We have come to know many individuals who have touched our lives and become truly great friends. We had the privilege to be integrated into a ward that has so many amazing members. I will truly miss attending the Bellevue 2nd. This families and friends we know are some of my greatest friends and when we leave on a plane I will truly ache saying goodbye. So many people don't know how much they have meant to us and become such good friends, it will be sad to say goodbye. We have one more Sunday in our ward and I'm extremely sad to say goodbye.
I'm nervous for moving so far away and living in a place we have never been to. Nervous for so many little things and excited at the same time. It is here this week that everything seems to be changing all at once. It's overwhelming and stressing. I feel like we have no time to get the last little things done. I have been trying to read my scriptures and focus on conference talks each week to become a better person and be at peace with everything.
I came across this conference talk and chose some phrases that stood out to me.

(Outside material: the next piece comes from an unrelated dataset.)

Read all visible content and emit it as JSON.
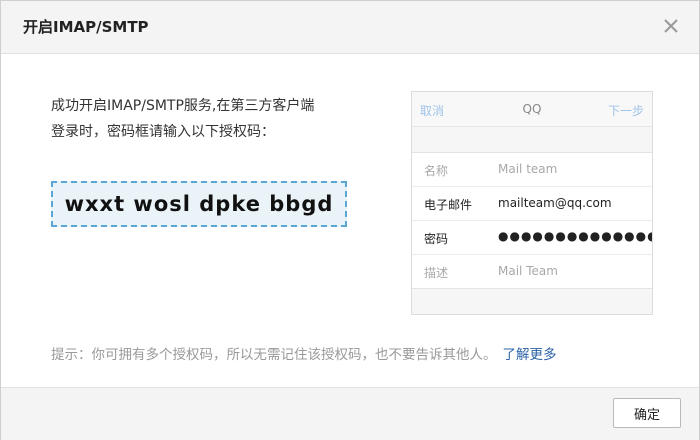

The Strength to Endure- Elder Richard Maynes
Because we face challenges every day, it is important that we work on our spiritual stamina every day. When we develop spiritual stamina, the false traditions of the world, as well as our personal daily challenges, will have little negative impact on our ability to endure in righteousness.
The Apostle Paul stated, “Let us lay aside every weight, and the sin which doth so easily beset us, and let us run with patience the race that is set before us.”5 The race that is set before us on this earth is an endurance race filled with obstacles. The obstacles in this race are the challenges we wake up to each morning. We are here on earth to run the race, to exercise our moral agency, and to choose between right and wrong. In order to honorably and successfully finish the race and return to our Heavenly Father, we will need to pay the price of dedication, perseverance, and self-discipline. We need to get into spiritual shape. We need to develop spiritual stamina. We need strong testimonies that will lead to true conversion, and as a result we will find within ourselves the inner peace and strength needed to endure whatever challenges we may face.
So ultimately we just need to endure til next Thursday, say goodbye, and move on to the step in our life.